Pour les investisseurs qui veulent prendre une position sur la Turquie par le biais de trackers, l’aspect timing revêt moins d’importance. Ceux qui préfèrent des produits à levier devront être plus prudents.

Le spécialiste BlackRock commercialise plusieurs trackers sur des pays, y compris sur la Turquie. Dans ce cas, il s’agit de l’iShares MSCI Turkey ETF coté sur le NYSE (ticker : TUR). Le tracker a été conçu pour répliquer l’évolution du MSCI Turkey Investable Market Index. Cet indice se compose de 98 valeurs sous-jacentes, avec une capitalisation boursière moyenne de 7,1 milliards USD. Il est constitué à 45% d’entreprises financières, suivies à bonne distance d’entreprises industrielles (14,5%), des producteurs de biens de consommation (14%) et d’opérateurs de télécommunications. Les frais annuels de gestion ont été fixés à 0,62%. Après une ascension de 66% en 2012, TUR a dû abandonner 27% l’an dernier. Depuis le début de l’année 2014, il a encore perdu 12%.

Le Turkey Certificate émis par RBS Markets est une alternative au tracker iShares. Ce certificat est coté en EUR sur Euronext, assorti du code ISIN NL0000458198. Depuis quelques semaines, il compte parmi les plus négociés.

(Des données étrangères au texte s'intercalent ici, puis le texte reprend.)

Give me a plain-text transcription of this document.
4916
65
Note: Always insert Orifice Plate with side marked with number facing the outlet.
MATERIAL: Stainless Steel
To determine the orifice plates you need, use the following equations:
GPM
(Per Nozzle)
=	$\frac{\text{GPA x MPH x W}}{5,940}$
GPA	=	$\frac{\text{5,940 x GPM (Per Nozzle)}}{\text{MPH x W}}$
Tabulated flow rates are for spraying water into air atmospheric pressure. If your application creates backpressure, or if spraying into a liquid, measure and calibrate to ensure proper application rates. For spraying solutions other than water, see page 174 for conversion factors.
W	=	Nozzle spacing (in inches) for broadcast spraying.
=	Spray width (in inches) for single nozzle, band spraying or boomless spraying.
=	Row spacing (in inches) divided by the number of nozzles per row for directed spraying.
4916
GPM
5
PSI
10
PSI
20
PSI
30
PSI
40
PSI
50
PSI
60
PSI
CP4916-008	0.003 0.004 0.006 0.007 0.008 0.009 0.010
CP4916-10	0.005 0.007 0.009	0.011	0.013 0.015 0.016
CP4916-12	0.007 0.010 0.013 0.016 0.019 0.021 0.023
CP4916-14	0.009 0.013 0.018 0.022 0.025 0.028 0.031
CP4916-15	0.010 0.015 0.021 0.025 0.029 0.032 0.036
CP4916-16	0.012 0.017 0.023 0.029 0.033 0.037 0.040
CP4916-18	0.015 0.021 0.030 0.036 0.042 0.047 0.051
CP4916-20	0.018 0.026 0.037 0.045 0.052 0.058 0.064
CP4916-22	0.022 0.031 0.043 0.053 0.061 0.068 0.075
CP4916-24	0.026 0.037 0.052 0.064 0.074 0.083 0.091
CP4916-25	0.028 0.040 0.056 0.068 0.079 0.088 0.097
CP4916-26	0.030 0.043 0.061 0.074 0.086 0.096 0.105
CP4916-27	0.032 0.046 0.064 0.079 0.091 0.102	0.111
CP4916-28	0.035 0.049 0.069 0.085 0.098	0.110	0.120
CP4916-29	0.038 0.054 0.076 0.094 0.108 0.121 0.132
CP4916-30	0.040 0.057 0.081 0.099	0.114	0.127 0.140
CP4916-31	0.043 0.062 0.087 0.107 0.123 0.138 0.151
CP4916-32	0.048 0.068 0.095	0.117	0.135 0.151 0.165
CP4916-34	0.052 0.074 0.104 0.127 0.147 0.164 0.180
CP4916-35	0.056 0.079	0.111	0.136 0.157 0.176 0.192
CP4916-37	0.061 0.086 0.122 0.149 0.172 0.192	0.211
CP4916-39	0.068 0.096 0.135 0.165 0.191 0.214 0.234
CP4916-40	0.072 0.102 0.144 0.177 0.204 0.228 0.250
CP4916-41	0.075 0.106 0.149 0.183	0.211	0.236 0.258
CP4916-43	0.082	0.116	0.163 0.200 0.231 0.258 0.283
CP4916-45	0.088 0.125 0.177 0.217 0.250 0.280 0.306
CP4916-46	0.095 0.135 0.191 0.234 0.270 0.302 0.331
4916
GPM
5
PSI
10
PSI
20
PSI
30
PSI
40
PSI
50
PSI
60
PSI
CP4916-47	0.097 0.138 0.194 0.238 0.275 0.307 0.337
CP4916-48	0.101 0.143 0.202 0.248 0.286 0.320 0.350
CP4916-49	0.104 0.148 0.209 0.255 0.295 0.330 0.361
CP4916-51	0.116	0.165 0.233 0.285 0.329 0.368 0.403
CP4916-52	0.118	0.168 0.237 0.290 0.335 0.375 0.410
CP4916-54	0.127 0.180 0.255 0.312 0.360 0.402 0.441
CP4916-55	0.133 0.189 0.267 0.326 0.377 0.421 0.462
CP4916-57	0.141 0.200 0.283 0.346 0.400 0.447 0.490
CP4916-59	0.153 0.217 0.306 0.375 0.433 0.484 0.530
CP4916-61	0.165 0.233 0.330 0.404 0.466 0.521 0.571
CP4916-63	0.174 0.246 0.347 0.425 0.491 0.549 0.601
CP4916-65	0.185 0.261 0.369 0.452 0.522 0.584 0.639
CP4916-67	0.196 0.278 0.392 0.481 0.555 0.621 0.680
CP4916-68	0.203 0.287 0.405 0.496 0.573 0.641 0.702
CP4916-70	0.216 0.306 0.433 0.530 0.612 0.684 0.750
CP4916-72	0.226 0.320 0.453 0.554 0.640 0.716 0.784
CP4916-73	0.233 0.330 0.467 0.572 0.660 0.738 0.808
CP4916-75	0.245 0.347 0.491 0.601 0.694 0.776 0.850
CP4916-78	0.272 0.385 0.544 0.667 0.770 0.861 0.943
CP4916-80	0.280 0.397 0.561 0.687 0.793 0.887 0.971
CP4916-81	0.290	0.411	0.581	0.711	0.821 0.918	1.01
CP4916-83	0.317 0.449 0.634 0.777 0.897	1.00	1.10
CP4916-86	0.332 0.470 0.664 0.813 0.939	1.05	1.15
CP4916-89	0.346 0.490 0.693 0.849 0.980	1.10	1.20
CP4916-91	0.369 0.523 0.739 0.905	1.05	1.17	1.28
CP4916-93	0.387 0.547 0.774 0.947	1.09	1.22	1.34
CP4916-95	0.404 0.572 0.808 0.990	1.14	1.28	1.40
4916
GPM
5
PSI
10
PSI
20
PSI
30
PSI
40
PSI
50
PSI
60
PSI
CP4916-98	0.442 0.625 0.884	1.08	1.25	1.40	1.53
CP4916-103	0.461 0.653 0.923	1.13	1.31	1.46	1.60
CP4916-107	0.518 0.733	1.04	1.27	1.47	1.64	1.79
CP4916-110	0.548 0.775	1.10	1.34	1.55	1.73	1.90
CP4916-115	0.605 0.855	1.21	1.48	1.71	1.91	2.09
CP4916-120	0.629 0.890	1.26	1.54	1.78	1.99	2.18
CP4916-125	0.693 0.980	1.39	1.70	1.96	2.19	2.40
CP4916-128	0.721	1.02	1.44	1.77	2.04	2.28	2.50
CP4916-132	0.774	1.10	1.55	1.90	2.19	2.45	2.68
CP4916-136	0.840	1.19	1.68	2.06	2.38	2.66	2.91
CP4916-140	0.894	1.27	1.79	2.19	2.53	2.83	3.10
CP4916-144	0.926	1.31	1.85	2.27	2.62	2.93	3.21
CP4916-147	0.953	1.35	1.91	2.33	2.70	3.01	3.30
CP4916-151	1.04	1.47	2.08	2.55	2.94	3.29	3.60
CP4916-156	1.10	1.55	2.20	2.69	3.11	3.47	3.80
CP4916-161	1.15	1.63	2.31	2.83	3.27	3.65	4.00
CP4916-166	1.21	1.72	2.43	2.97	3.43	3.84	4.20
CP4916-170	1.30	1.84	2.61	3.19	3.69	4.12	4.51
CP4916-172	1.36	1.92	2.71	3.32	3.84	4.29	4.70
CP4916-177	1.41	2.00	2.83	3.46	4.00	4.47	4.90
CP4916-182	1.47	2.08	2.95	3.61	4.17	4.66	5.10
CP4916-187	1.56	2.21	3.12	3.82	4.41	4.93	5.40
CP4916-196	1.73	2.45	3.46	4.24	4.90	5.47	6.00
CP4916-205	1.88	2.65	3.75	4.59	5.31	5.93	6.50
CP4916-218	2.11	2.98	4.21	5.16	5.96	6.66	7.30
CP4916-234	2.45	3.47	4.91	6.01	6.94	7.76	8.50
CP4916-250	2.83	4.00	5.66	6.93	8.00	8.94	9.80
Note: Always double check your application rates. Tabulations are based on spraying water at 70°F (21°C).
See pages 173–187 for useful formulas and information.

La valeur sous-jacente est le Dow Jones Turkey Titans 20, un indice composé des 20 plus grandes entreprises cotées en Bourse en Turquie. Dans la pratique, le poids du secteur financier y est encore plus important que dans l’indice MSCI. La part des banques et des prestataires de services financiers y atteint 56%. Les biens de consommation et la distribution suivent avec une part cumulée de 20%, et précèdent les télécommunications avec 11%. Le certificat est coté en EUR alors que les actions sous-jacentes le sont en livre turque. On trouve également quatre turbos long et trois turbos short ayant le Dow Jones Turkey Titans 20 comme valeur sous-jacente. Les leviers des turbos long varient entre 2,56 et 8,16.